Does Eating Dairy Make you Happy?
This link appeared in my Facebook feed some time back, and thought I should check it out. I had low expectations of the “research'“ quoted, but it turned out even these had been optimistic.
There was no way of tracking down the original research (and I really did try) even supposing it has been published. The article reports that some kind of “brain wave” monitoring was used to measure people’s responses to dairy (it isn’t clear if they ate dairy or just thought about it), and they were then asked some questions about their enjoyment of dairy products. The ‘study' found that some kind of changes in the brain associated with happiness could be detected, and that many people like dairy products.
Astonishing.
One would probably be able to measure similar responses to sugar, alcohol, and (amongst smokers) tobacco. In my case, you’d find a similar response to Madhur Jaffrey’s Black-eyed beans and Mushrooms. Whatever floats your boat. Food is pleasurable, particularly fatty, salty or sweet foods. And people do like what they like.
It is possible though, that there is more to it and that there are specific effects from dairy. Cow's milk products, particularly cheese, contain appreciable quantities of caso-morphines – opiates produced by the cow to reward the calf for suckling. These are known to have wide-ranging effects in the body, some of them deeply alarming in susceptible individuals, and have been spoken of as specifically addicting. A good deal has been made of this by vegan campaigners but despite a good few attempts to find out how strong these caso-morphines are compared to, say, codeine, I’ve yet to find the studies to back up the idea that having cheese on toast is somehow equivalent to downing un-needed painkillers.
Yet the way many people talk about cheese, in particular, makes it hard to ignore the possibility of addiction, particularly once you’ve learnt to spot those language patterns. My training on addiction helped me realise the language used around many foods differs little from the way people talk about alcohol or tobacco. This is one of the key ways in which we loose our capacity to be objective or rational about our food choices. One thing is for sure, no matter what the initial pleasure and ‘dopamine hit’ we may get from feeding an addiction, addictions themselves seldom if ever lead to deep and lasting happiness. And it is happiness that is claimed to be promoted by dairy here.

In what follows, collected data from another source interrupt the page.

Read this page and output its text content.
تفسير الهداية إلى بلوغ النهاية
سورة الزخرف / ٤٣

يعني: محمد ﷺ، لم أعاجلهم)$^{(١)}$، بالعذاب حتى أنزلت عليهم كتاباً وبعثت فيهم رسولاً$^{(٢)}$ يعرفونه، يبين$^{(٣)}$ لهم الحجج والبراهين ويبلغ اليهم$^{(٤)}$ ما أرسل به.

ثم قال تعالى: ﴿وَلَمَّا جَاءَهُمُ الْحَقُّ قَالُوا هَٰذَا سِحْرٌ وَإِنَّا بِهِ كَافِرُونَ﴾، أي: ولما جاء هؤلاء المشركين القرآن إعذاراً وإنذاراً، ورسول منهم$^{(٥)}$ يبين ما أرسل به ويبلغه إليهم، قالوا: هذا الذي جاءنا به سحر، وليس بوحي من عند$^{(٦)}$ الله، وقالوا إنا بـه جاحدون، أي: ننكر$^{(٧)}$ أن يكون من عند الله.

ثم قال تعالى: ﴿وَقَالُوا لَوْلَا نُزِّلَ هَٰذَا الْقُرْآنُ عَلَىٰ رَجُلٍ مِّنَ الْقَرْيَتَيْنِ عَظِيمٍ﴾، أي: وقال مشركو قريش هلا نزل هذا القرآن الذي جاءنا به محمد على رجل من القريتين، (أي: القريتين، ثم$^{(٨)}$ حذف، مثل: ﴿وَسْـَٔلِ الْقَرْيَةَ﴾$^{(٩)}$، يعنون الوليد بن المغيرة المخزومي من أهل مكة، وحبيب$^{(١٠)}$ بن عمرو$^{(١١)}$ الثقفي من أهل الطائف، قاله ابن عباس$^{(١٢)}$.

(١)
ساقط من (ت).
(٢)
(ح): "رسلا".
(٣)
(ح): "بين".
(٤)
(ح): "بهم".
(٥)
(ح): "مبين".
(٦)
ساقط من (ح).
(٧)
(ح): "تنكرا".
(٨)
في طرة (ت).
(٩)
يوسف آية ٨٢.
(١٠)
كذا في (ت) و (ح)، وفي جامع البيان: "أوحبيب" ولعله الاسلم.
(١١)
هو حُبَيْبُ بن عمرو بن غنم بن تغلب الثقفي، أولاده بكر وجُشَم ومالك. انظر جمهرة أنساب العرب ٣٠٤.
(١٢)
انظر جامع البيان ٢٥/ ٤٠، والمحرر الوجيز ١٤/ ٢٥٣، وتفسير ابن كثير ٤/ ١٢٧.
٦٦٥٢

Happiness – which is not the same as pleasure, joy, or exhilaration at all – arises when we can meet our emotional and other needs in balance, particularly when our lives have meaning and purpose and we live within a rich and active social network. We can see that, along with the many other benefits, people are more likely to report a sense of thriving and enjoying life from eating fresh fruits and vegetables. The FarmingUK study showed no equivalent effect from dairy – just evidence that people enjoy eating dairy products.
News of this study is likely to have cheered up dairy farmers thought - and perhaps the target audience. Many dairy farmers lead an unenviable life caught between agrochemical, feed and pharmaceutical companies and the demands of supermarkets; all hell-bent on making this rather extraordinary group of foods into cheap staples. This is a terrible mistake; most of the longest lived and healthiest people on the planet eat little or no dairy. This shows there is no actual innate human need which can only be met by producing vast quantities of cheap milk. Whether dairy products – particularly cheese – make people genuinely happy is unclear, but dairy farmers would almost certainly be happier if they could escape from the treadmill of industrialised production.